İslamda Sevgililer Günü Kutlanır mı?

Sevgililer gününün islamda yeri.sevgililer günü kutlamak caiz mi?sevgililer gününün dindeki yeri
Müslüman için iki bayram vardır, Kuran ve sünnet bunların kurban ve ramazan bayramları olduğunu bildirmiştir. Bunun dışında kalan bayramlar islamın meşru kılmadığı, bu ümmetin selefinin kutlamadığı, sonradan icat edilen ortaya atılan bayramlardır ki bunların bidat olduğunda şüphe yoktur. Müslüman kafirlerin adetlerine, kültürlerine, ahlaklarına, yaşam modellerine, bayram günlerine özenme hakkına sahip değildir.

Gelelim 14 şubat sevgililer gününe, bunu ilan edenler batılılar ve seculer akıllardır. Müslüman eşini sadece 14 şubatta değil yılın her günü sever, her günü ona muhabbet duyar.

Müslüman, kafirlere muhalefet etmekle emrolunmuştur. Bu sebeple kafirlere benzmek imani tehlike taşır.Aşağıda size deliller verilmiştir.

1.Delil : “ (Ey MUHAMMED !) Sana da o kitab’ı (Kuran’ı) hak, önündeki kitapları doğrulayıcı, onları gözetici olarak indirdik. Artık, ALLAH’ın indirdiği ile aralarında hükmet ve sana gelen haktan ayrılıp da onların arzularına uyma.
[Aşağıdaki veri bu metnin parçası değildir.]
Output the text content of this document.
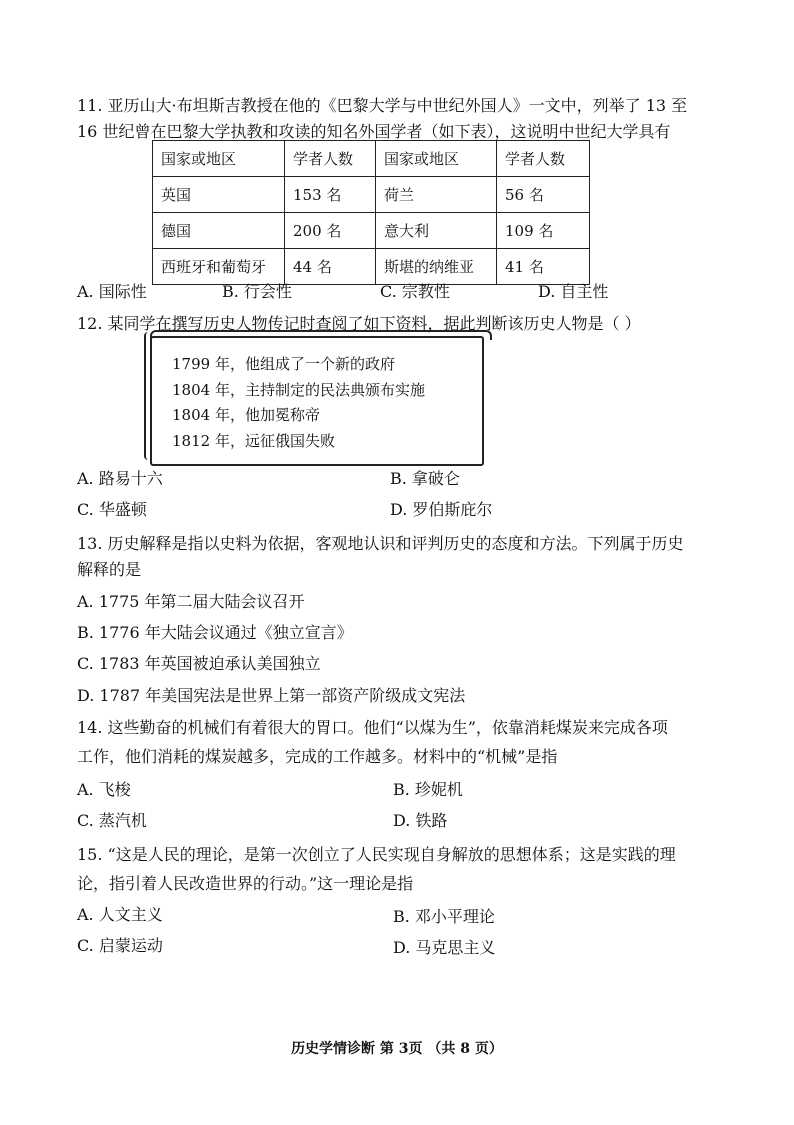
11. 亚历山大·布坦斯吉教授在他的《巴黎大学与中世纪外国人》一文中，列举了 13 至
16 世纪曾在巴黎大学执教和攻读的知名外国学者（如下表），这说明中世纪大学具有
国家或地区	学者人数	国家或地区	学者人数
英国	153 名	荷兰	56 名
德国	200 名	意大利	109 名
西班牙和葡萄牙	44 名	斯堪的纳维亚	41 名
A. 国际性	B. 行会性	C. 宗教性	D. 自主性
12. 某同学在撰写历史人物传记时查阅了如下资料，据此判断该历史人物是（ ）
1799 年，他组成了一个新的政府
1804 年，主持制定的民法典颁布实施
1804 年，他加冕称帝
1812 年，远征俄国失败
A. 路易十六	B. 拿破仑
C. 华盛顿	D. 罗伯斯庇尔
13. 历史解释是指以史料为依据，客观地认识和评判历史的态度和方法。下列属于历史
解释的是
A. 1775 年第二届大陆会议召开
B. 1776 年大陆会议通过《独立宣言》
C. 1783 年英国被迫承认美国独立
D. 1787 年美国宪法是世界上第一部资产阶级成文宪法
14. 这些勤奋的机械们有着很大的胃口。他们“以煤为生”，依靠消耗煤炭来完成各项
工作，他们消耗的煤炭越多，完成的工作越多。材料中的“机械”是指
A. 飞梭	B. 珍妮机
C. 蒸汽机	D. 铁路
15. “这是人民的理论，是第一次创立了人民实现自身解放的思想体系；这是实践的理
论，指引着人民改造世界的行动。”这一理论是指
A. 人文主义	B. 邓小平理论
C. 启蒙运动	D. 马克思主义
历史学情诊断 第 3页 （共 8 页）
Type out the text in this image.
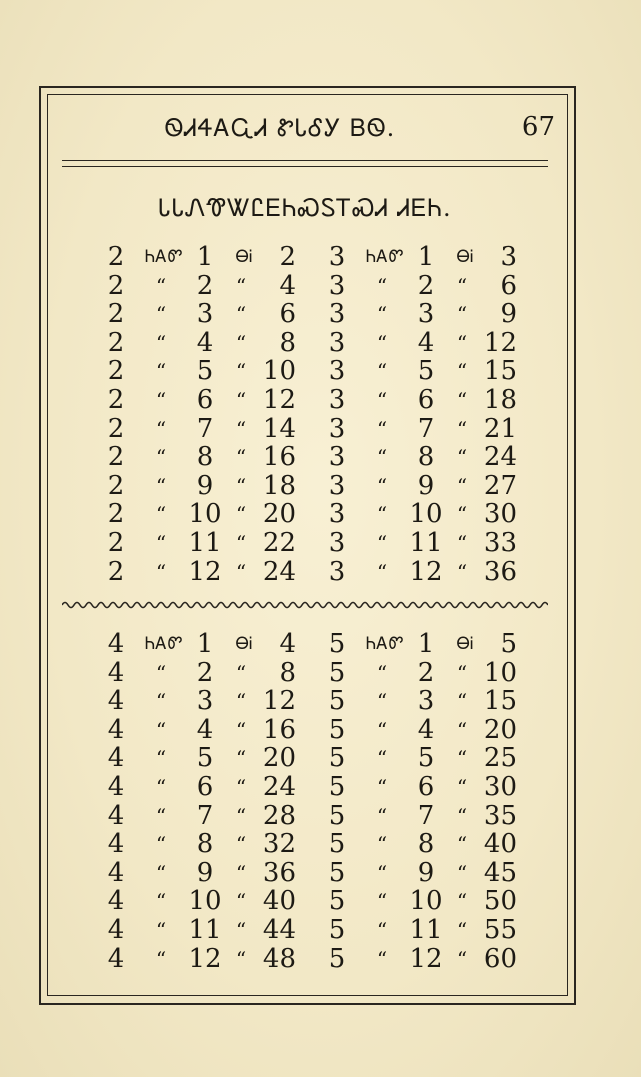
ᏫᏗᏎᎪᏩᏗ ᏑᏓᎴᎩ ᏴᏫ.	67
ᏓᏓᏁᏡᏔᏝᎬᏂᏍᏚᎢᏍᏗ ᏗᎬᏂ.
2	ᏂᎪᏛ 1	ᎾᎥ	2
2	“	2	“	4
2	“	3	“	6
2	“	4	“	8
2	“	5	“ 10
2	“	6	“ 12
2	“	7	“ 14
2	“	8	“ 16
2	“	9	“ 18
2	“ 10 “ 20
2	“ 11 “ 22
2	“ 12 “ 24
3	ᏂᎪᏛ 1	ᎾᎥ	3
3	“	2	“	6
3	“	3	“	9
3	“	4	“ 12
3	“	5	“ 15
3	“	6	“ 18
3	“	7	“ 21
3	“	8	“ 24
3	“	9	“ 27
3	“ 10 “ 30
3	“ 11 “ 33
3	“ 12 “ 36
4	ᏂᎪᏛ 1	ᎾᎥ	4
4	“	2	“	8
4	“	3	“ 12
4	“	4	“ 16
4	“	5	“ 20
4	“	6	“ 24
4	“	7	“ 28
4	“	8	“ 32
4	“	9	“ 36
4	“ 10 “ 40
4	“ 11 “ 44
4	“ 12 “ 48
5	ᏂᎪᏛ 1	ᎾᎥ	5
5	“	2	“ 10
5	“	3	“ 15
5	“	4	“ 20
5	“	5	“ 25
5	“	6	“ 30
5	“	7	“ 35
5	“	8	“ 40
5	“	9	“ 45
5	“ 10 “ 50
5	“ 11 “ 55
5	“ 12 “ 60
Sizden her biriniz için bir şeriat ve bir yol koyduk. “ [1]
2.Delil : “ Sana gelen ilimden sonra, eğer onların arzu ve keyiflerine uyacak olursan, bilmiş ol ki, ALLAH’tan sana ne bir dost, ne bir yardımcı vardır.” [2]
3.Delil : “ Zulmedenlere meyletmeyin, yoksa size ateş dokunur. Sizin ALLAH’tan başka dostlarınız yoktur. Sonra size yardımda edilmez.” [3]

*Şu iyi bilinmeli ki, İslam ümmeti Yahudilerin ve hristiyanların dinine, batıl yaşantılarına, küfür ideolojilerine, haram adetlerine, haksız yere kan dökmelerine, islam coğrafyasını işgal etmelerine razı olmadan asla Müslümanlardan razı olmazlar. ALLAH ve Resulü bu hususu beyan etmiştir.
1.Delil : “ Sen dinlerine uymadıkça ne Yahudiler ne de hristiyanlar asla senden razı olmazlar.” [4]
2.Delil : “ Ey iman edeler ! Yahudi ve hristiyanları dost edinmeyin. Onlar birbirlerinin dostlarıdırlar. Sizden kim onları dostlar edinirse şüphesiz ki o da onlardandır.” [5]
3.Delil : Rasûlullah(s.a.v) (s.a.v.) şöyle buyurur : “ Kim bir topluma benzemek isterse o da onlardandır.” [6]
4.Delil : Rasûlullah(s.a.v) (s.a.v.) şöyle buyurur : “ Fulanın oğulları (yani kafirler ) benim dostlarım değillerdir.” [7]
5.Delil : Rasûlullah(s.a.v) (s.a.v.) şöyle buyurur : “ Bizim yolumuz müşriklerin yoluna aykırıdır.” [8]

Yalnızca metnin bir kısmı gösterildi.